Genèse, chapitre 22, 1-19

Première partie : éléments de lecture du texte
Seconde partie : la relation père-fils au cœur de la culture chinoise

Contexte

Abraham a eu deux fils. Le premier, Ismaël, avec une servante de sa femme Sarah. Le second, Isaac, avec sa femme : c’est un enfant inattendu car d’une part Sarah était stérile, d’autre part elle était trop âgée pour avoir un enfant. Isaac n’est pas présenté comme le produit de l’union naturelle d’un homme et d’une femme.
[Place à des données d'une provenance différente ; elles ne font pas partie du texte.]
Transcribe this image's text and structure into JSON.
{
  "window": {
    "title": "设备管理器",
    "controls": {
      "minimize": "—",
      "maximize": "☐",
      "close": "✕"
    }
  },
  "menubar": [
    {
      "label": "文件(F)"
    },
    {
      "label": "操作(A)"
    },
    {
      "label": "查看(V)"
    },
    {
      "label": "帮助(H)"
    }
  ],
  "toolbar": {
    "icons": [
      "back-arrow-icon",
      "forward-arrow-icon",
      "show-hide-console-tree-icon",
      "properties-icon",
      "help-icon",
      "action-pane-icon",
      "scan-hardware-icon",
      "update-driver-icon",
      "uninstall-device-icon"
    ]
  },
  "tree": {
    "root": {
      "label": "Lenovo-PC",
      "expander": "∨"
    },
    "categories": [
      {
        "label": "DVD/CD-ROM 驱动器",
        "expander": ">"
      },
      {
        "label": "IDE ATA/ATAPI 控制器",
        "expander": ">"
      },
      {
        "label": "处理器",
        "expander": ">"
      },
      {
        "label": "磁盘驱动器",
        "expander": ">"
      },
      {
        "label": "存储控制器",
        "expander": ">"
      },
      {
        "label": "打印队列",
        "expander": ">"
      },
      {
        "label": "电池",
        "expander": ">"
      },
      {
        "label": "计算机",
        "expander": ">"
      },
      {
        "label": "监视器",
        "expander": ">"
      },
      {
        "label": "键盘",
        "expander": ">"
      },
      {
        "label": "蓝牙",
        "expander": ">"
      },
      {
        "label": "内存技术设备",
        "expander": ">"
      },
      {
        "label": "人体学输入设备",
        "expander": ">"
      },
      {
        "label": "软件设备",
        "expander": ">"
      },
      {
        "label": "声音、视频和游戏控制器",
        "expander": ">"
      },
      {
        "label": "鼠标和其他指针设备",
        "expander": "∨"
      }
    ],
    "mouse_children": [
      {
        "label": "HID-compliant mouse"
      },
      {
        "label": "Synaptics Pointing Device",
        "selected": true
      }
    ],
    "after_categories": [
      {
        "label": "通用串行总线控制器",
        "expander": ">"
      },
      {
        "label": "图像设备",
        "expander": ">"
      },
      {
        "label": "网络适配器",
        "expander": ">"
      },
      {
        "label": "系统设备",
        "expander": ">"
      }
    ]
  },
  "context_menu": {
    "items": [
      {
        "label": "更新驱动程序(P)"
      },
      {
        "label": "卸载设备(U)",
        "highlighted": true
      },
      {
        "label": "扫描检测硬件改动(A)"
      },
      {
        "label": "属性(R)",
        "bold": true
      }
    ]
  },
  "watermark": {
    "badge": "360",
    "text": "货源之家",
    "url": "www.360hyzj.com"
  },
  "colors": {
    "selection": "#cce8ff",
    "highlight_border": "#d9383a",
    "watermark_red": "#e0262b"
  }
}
Il est un don du divin, qui cependant passe par un homme et une femme. Nous avons déjà vu cette manière de figurer qu’en chaque naissance d’humain il y a une part qui échappe à la logique biologique : avec Caïn et Abel, avec Ésaü et Jacob. Ismaël est dans la logique de reproduction, de la descendance à assurer coûte que coûte, Isaac est ce qu’il y a d’unique, hors lignée, imprévisible, impossible à enfermer dans des représentations et pourtant suffisamment décisif pour que la Bible s’y intéresse en priorité.

De quoi parle le texte ?

Sur le plan de l’histoire racontée ici[1], il pourrait apparaître qu’il s’agisse d’un test que passe Abraham au sujet du rapport qu’il entretient avec Dieu : « Sacrifie ce que tu as de plus cher, ton fils, pour me prouver que tu m’es absolument attaché » dirait Dieu en quelque sorte. Mais comme il ne s’agit que d’un test, Dieu, au dernier moment, empêche la mort du fils. Abraham, victorieux de l’épreuve, reçoit en récompense une bénédiction et la promesse d’une descendance innombrable. Cette lecture pose au moins deux problèmes. D’une part le divin apparaît comme quelqu’un de sadique ou pervers. Ce n’est pas très cohérent avec le contexte qui le montre au contraire comme attentionné à Abraham et Sarah. D’autre part elle laisse de côté beaucoup d’éléments qui apparaissent alors comme décoratifs : les jeunes gens qui accompagnent Abraham, le nom donné à la montagne, le fait qu’Isaac ne redescende pas avec Abraham, etc.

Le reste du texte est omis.